El fantasma ensabanado.

 En la etapa pre-sexo y alcohol que acto más demandado que demostrar la hombría. En aquellas sillas trenzadas a la puerta del 63, desde la primavera al otoño, asentábamos nuestras vanagloriosas gónadas adolescentes junto a nuestro estrecho culo. Después de una infancia de bicicleta y correrías era raro el caso de obesidad. Éramos delgados cual galgo corredor. Desde nuestra tribuna de milhombres dedicábamos versos a las chicas que pasaban por la acera de enfrente:

¡Tienes el culo más bajo que la matrícula de un biscuter!

Lindezas de este tipo levantaban la risa general. Al poco tiempo anhelábamos, tímidos, que en el baile nos dijeran que sí a un baile lento y bien agarrado.

Ahora gozábamos como gorrinos con nuestro estatus de lenguaraces y descarados. Libres de toda atadura sentimental.

Tenía un amigo muy enraizado en el valor de no tener miedo a nada. Hijo de labrador fuerte, que en lo más arduo de la canícula, solía labrar el monte secano en la madrugada. Afirmaba con seriedad impertérrita que se le aparecía un fantasma. Todo de blanco, ensabanado, a lomos de un caballo negro. Nadie le hacía caso, aunque no fuera fantasioso, sino todo lo contrario. 

En cuanto a mí, me encontraba en un intermedio difícil. Había decidido dejar de estudiar y ponerme a trabajar con mi padre en el pastoreo. Aquel verano del 76 Don Rafael se puso enfermo y fue hospitalizado. Mi madre, su cuidadora, se bajó a Zaragoza a casa de una hermana. Mi padre subió al Collao a comerse los rastrojos; y, como cuando era soltero, asentó su vida a la paridera. Rancho y migas. Con mi amarilla moto me encargaba de subir el recado desde el pueblo. 

Esperábamos el desenlace hospitalario con poca aptitud positiva.

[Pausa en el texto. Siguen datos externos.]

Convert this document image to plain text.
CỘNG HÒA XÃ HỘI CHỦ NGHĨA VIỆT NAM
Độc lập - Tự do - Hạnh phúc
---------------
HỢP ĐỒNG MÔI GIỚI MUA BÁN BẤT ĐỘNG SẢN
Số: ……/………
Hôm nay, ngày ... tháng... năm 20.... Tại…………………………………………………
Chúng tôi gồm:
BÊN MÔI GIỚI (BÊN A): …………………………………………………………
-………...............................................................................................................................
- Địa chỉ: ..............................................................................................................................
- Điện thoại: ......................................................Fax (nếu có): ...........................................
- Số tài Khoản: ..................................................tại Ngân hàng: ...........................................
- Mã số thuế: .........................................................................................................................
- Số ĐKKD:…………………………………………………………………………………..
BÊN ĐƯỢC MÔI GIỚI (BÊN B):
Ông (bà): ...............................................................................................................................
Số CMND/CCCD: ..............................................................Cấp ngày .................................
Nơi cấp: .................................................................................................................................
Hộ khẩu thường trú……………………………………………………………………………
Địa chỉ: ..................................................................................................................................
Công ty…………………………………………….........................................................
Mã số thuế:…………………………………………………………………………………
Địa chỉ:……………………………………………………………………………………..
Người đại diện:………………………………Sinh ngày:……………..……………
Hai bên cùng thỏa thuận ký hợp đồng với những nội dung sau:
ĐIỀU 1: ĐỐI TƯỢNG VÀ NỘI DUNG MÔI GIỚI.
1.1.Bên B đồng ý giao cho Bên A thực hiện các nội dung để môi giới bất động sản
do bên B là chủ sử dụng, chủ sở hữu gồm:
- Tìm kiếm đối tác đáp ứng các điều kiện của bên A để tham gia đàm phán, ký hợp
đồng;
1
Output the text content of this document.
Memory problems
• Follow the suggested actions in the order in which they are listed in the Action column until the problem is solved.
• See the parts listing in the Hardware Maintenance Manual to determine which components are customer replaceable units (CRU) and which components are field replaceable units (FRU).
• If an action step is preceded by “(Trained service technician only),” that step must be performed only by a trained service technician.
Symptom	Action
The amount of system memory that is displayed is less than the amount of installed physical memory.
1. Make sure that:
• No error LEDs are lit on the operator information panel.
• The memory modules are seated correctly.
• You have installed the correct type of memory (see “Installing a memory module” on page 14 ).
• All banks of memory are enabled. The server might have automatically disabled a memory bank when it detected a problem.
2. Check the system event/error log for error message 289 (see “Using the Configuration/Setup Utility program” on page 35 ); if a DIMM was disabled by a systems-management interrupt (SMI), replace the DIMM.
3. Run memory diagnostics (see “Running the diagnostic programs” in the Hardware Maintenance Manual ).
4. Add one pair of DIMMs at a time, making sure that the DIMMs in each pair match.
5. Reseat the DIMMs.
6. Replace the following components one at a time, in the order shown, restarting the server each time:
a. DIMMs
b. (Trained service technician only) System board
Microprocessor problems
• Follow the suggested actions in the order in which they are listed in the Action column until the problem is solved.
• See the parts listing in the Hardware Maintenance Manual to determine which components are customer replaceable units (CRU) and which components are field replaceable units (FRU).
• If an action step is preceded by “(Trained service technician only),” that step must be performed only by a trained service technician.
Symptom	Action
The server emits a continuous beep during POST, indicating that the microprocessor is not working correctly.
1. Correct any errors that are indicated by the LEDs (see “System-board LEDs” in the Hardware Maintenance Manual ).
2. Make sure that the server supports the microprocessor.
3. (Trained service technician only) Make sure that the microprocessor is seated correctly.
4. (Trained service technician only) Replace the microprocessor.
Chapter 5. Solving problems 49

Y, en estás, que una de las noches del relato del fantasma, me lancé :

--Esta noche voy contigo a labrar. A ver si sale el dichoso fantasma ensabanado.

Bien pertrechados de tabaco y agua fresca en la nevera portátil, bocadillos y una bota vino, nos subimos al tractor para dirigirnos a una de sus fincas.

La noche era oscura como culo de choto. Sólo mancillada por una luna mora como un candil. El tractor labraba gozoso en la fresca noche. Antes de que el primer vislumbre de alborada contornea las formas; nos paramos a dar cuenta de los bocadillos. Dando grandes mordiscos y largos tragos de la sobada bota; mi amigo comenzó a mirar a un lado y otro con teatral seriedad. De repente saltó al asiento del tractor y lo puso en marcha.

--Sube. Ya está aquí. 

Dejé todo en el suelo y subí de un salto. Levanto los punzones y comenzó una cacería a todo lo que daba de si el viejo tractor. Agarrado bien fuerte al hierro de la cabina me esforzaba al máximo en ver algo a la luz exangüe de los faros. Nada. Pero mi amigo culebreaba por el rastrojo dando bandazos y soltando gritos:

--Por ahí va el cabronazo. Vamos.

De repente freno estrepitosamente y se golpeó un puño contra la mano.

--Ya se ha ido.

Volvimos al tajo y seguimos labrando hasta que el sol apareció ardiente en lontananza. 

Regresamos a su casa y cogí la moto, para tras comprar pan, subir con mi padre. 

Mi padre ya estaba pastoreando desde su desayuno de leche de cabra con migas sobrantes de la cena. Al lucero miguero saltaba del catre y comenzaba su día. 

Me acerqué y le relaté la aventura. Le pasé un celtas emboquillado, y riendo me dijo:

--Tu amigo es un enredador. Anda a dormir un rato hasta que encierre y haga el rancho.

Así que cerré el ventanuco y me tiré a mí catre. Encendí un cigarro y puse el transistor:

"Temperaturas, playas, aviso carreteras, Adolfo Suárez, y, la cotidianidad del verano."

Dos amigos cogiendo el sueño tras una noche de trabajo y aventura.

Cuándo empezó a sonar:

“¿Qué pasa contigo, tío?

Me dormí.


¿Qué pasa contigo, tío? De Los Golfos fue la canción del verano de 1976.